THE vote earlier this month by the Burundi parliament to pull out of the International Criminal Court was not taken as much of an event in Africa or outside.

When its President Pierre Nkurunziza last week endorsed that vote, it was generally greeted with cynicism as the act of a despot trying to escape international scrutiny and accountability for human rights violations.

It was the decision by South Africa on Friday last week to also formally announce that it was pulling out which gave The Hague-based tribunal a shock therapy. And the reasons given for the pull-out speak to a major fault of nations for a long time under colonial rule and used to being led and getting documents to append their signatures without reading, let alone demur.

Kenya, Zimbabwe, Uganda and Namibia have also indicated they might want to reconsider their membership.

The Rome Statute, the treaty to establish the ICC, was adopted in 1998 amid hope it would deter or at least allow the international community to hold to account leaders accused of genocide, war crimes or crimes against humanity. It has become a victim of good intentions gone awry, but ill-fated from the beginning. The treaty was signed by 124 nations, but there were notable absentees – those with the power to enforce international statutes – the United States of America, India, China and Russia. Since its signing, only African leaders have been arraigned before the ICC, creating a feeling that while all nations should be equal, some are more equal than others.

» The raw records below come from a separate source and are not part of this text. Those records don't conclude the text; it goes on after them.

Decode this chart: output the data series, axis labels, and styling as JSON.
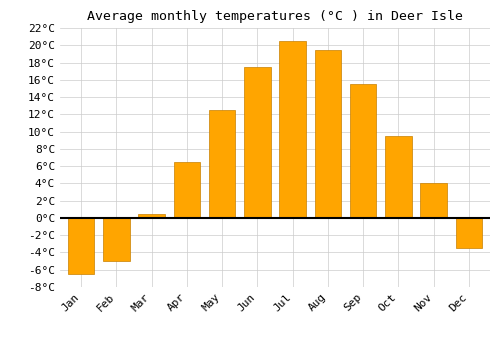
{
  "title": "Average monthly temperatures (°C ) in Deer Isle",
  "months": [
    "Jan",
    "Feb",
    "Mar",
    "Apr",
    "May",
    "Jun",
    "Jul",
    "Aug",
    "Sep",
    "Oct",
    "Nov",
    "Dec"
  ],
  "values": [
    -6.5,
    -5.0,
    0.5,
    6.5,
    12.5,
    17.5,
    20.5,
    19.5,
    15.5,
    9.5,
    4.0,
    -3.5
  ],
  "bar_color": "#FFA500",
  "bar_edge_color": "#C88000",
  "ylim": [
    -8,
    22
  ],
  "yticks": [
    -8,
    -6,
    -4,
    -2,
    0,
    2,
    4,
    6,
    8,
    10,
    12,
    14,
    16,
    18,
    20,
    22
  ],
  "grid_color": "#cccccc",
  "background_color": "#ffffff",
  "title_fontsize": 9.5,
  "tick_fontsize": 8,
  "zero_line_color": "#000000",
  "bar_width": 0.75
}
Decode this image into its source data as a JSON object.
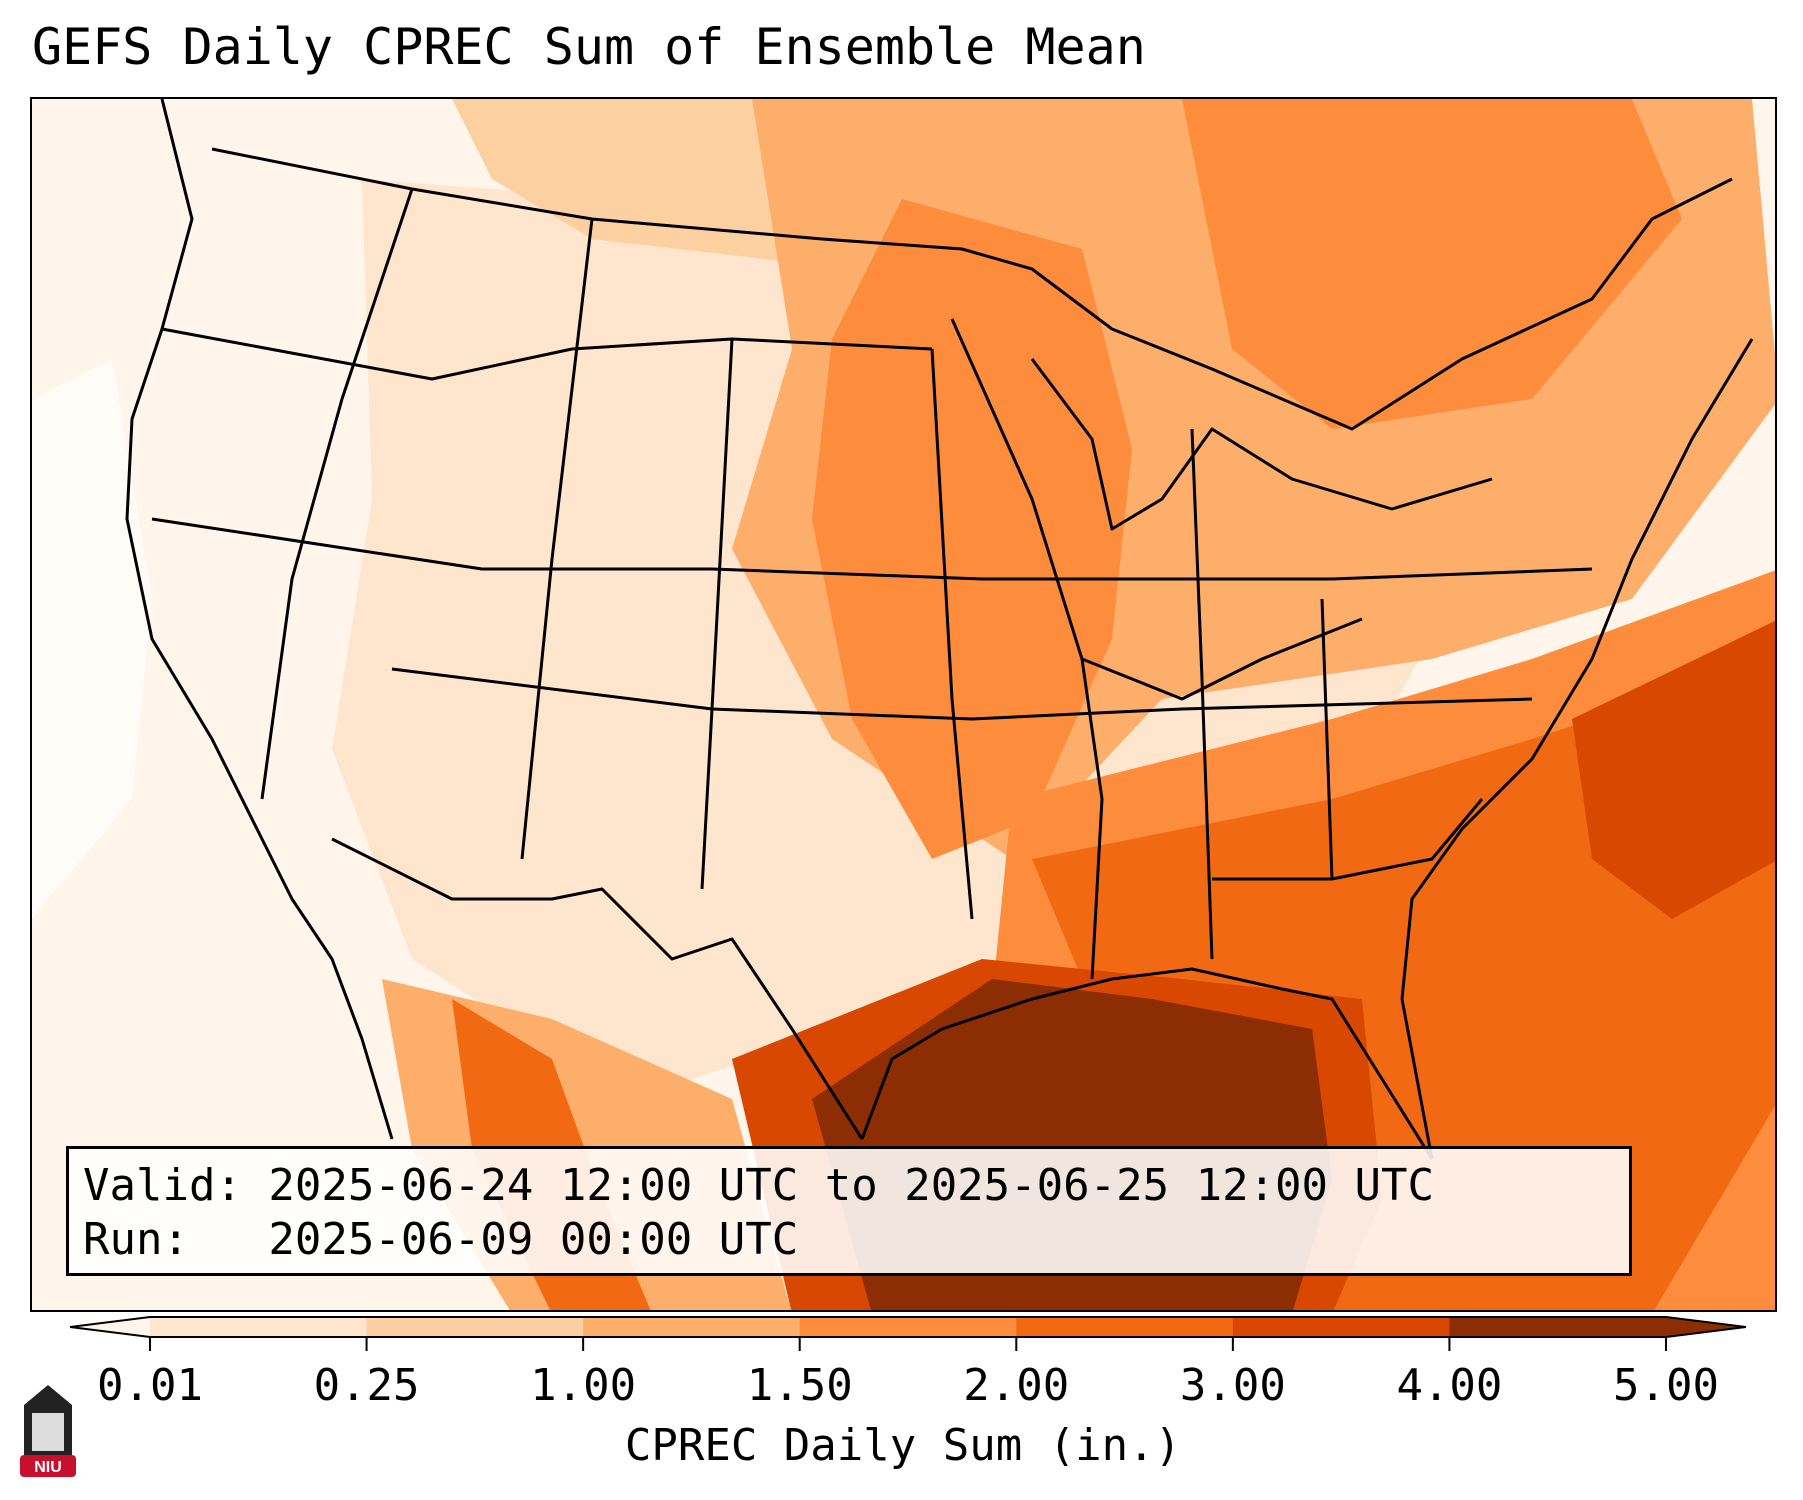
{
  "title": "GEFS Daily CPREC Sum of Ensemble Mean",
  "info": {
    "valid_line": "Valid: 2025-06-24 12:00 UTC to 2025-06-25 12:00 UTC",
    "run_line": "Run:   2025-06-09 00:00 UTC"
  },
  "colorbar": {
    "label": "CPREC Daily Sum (in.)",
    "ticks": [
      "0.01",
      "0.25",
      "1.00",
      "1.50",
      "2.00",
      "3.00",
      "4.00",
      "5.00"
    ],
    "colors": [
      "#fff5eb",
      "#fee6ce",
      "#fdd0a2",
      "#fdae6b",
      "#fd8d3c",
      "#f16913",
      "#d94801",
      "#8c2d04"
    ],
    "extend": "both"
  },
  "logo": {
    "text": "NIU",
    "color": "#c8102e"
  },
  "colors": {
    "lightest": "#fff5eb",
    "darkest": "#8c2d04",
    "boundaries": "#000000"
  }
}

Burundi decided to quit the ICC after it announced that it wanted to investigate reports of violence in the Lake Region country which were sparked by Nkurunziza’s decision to extend his presidency. He went on to win a subsequent election, but violence has not abated and hundreds have died.

If President Robert Mugabe had announced after Burundi that Zimbabwe was also pulling out, that would have been treated with derision in the West where his repossession of land from white farmers to give to poor blacks turned him into a dictator overnight.

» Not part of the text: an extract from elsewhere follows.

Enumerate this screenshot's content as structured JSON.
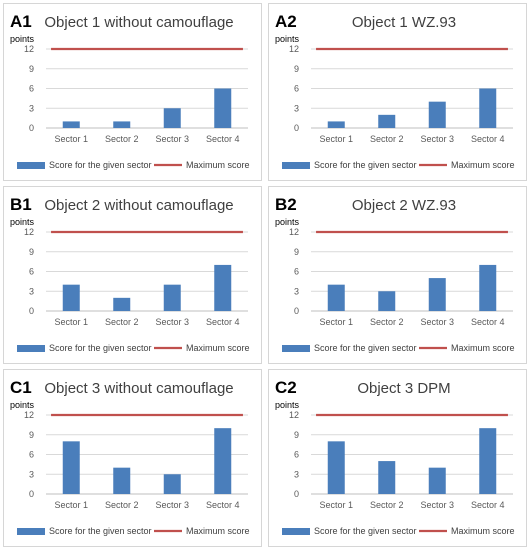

During his joint chairmanship of SADC and the African Union last year, Mugabe challenged Africa to form its own tribunal to try European leaders suspected of human rights violations.

“There should be justice for all,” said President Mugabe. “You set up the ICC, we set up our ICC to try Europeans, to try Mr Bush and Mr Blair.”

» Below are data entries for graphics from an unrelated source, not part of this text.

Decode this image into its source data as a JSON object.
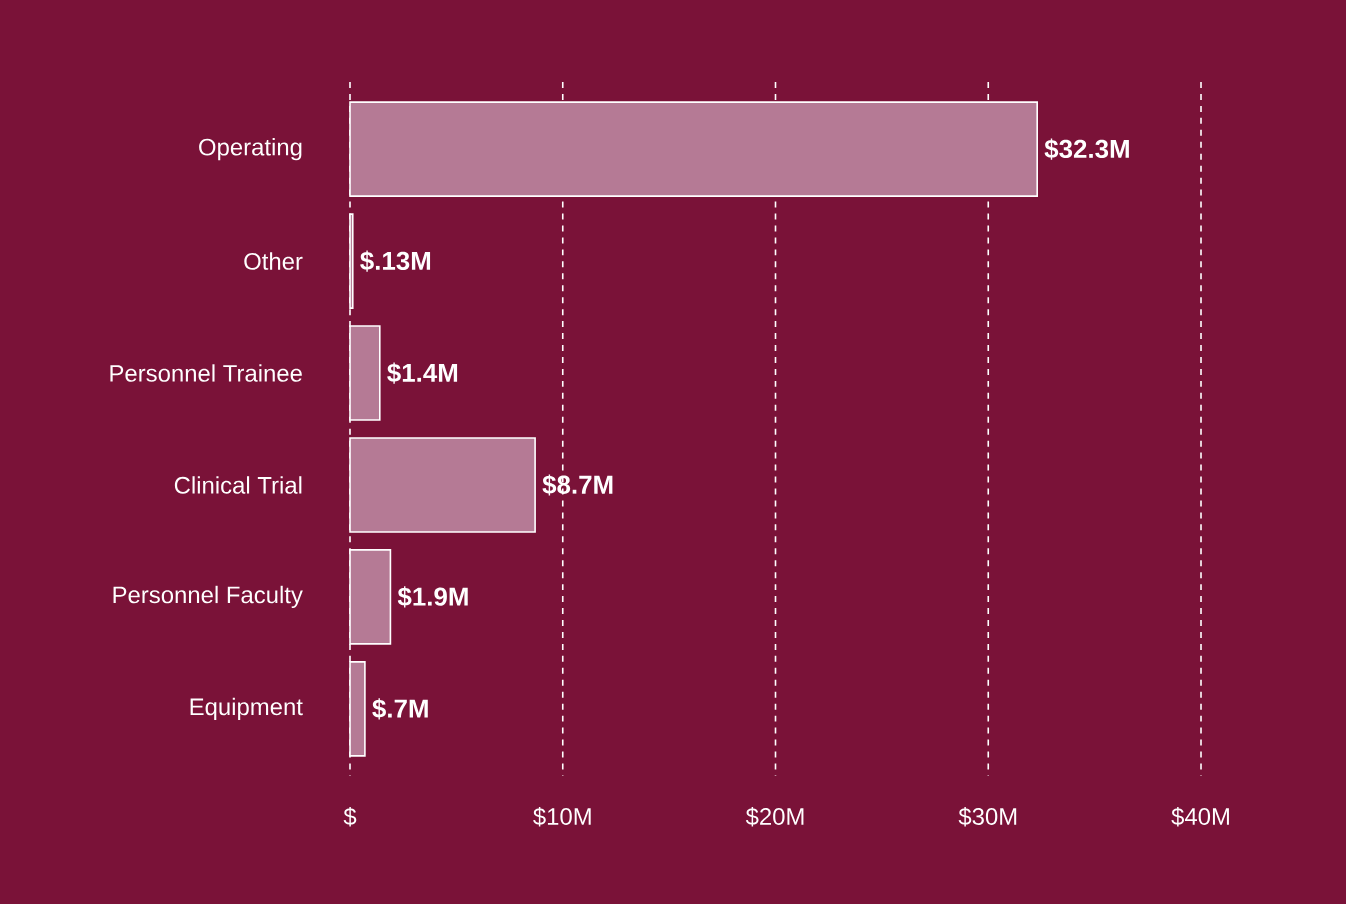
{
  "chart_data": {
    "type": "bar",
    "orientation": "horizontal",
    "categories": [
      "Operating",
      "Other",
      "Personnel Trainee",
      "Clinical Trial",
      "Personnel Faculty",
      "Equipment"
    ],
    "values": [
      32.3,
      0.13,
      1.4,
      8.7,
      1.9,
      0.7
    ],
    "value_labels": [
      "$32.3M",
      "$.13M",
      "$1.4M",
      "$8.7M",
      "$1.9M",
      "$.7M"
    ],
    "color": "#b57a95",
    "xlim": [
      0,
      40
    ],
    "xticks": [
      {
        "value": 0,
        "label": "$"
      },
      {
        "value": 10,
        "label": "$10M"
      },
      {
        "value": 20,
        "label": "$20M"
      },
      {
        "value": 30,
        "label": "$30M"
      },
      {
        "value": 40,
        "label": "$40M"
      }
    ],
    "grid": "x"
  }
}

But it is President Jacob Zuma of South Africa who has stolen Mugabe’s thunder after he felt his country had been slighted and its sovereignty undermined by a voluntary institution which big nations refused to subject themselves to. Zuma was attacked home and away after he refused last year to arrest Sudanese leader Omar Hassan al-Bashir, an ICC inductee, when he attended an Africa Union summit in Johannesburg.

Africa has long argued for immunity from prosecution for serving heads of state. But that failed to save Charles Taylor of Liberia or Uhuru Kenyatta from ICC indictment, only the latter had his case collapse for lack of evidence.

In a document signed by its International Relations minister Maite Nkoana-Mashavane on Friday, South Africa said it found “its obligations with respect to the peaceful resolution of conflict at times are incompatible with the interpretation given by the International Criminal Court”.

South Africa’s Justice Minister Michael Masutha also told media in Pretoria that the country’s laws giving diplomatic immunity to sitting heads of state were inconsistent with (its) obligations under the ICC.

“The implementation of the Rome Statute of the International Criminal Court Act, 2002, is in conflict and inconsistent with the provisions of the Diplomatic Immunities and Privileges Act 2001,” said Masutha.

We do not feel there will be much lost if Africa chose to leave the ICC, an institution where its leaders are paraded for shame and ridicule as in the days of slavery.

It is up to African nations, individually or collectively, to set up institutions which deal with their peculiar cases of transgression instead of signing up to international treaty obligations which turn out to be in conflict with national constitutions. At the recent CITES conference in Johannesburg, South Africa, Namibia and Zimbabwe found themselves barred from selling their huge ivory stockpiles because of a treaty they signed in good faith with nations which no longer have a single elephant.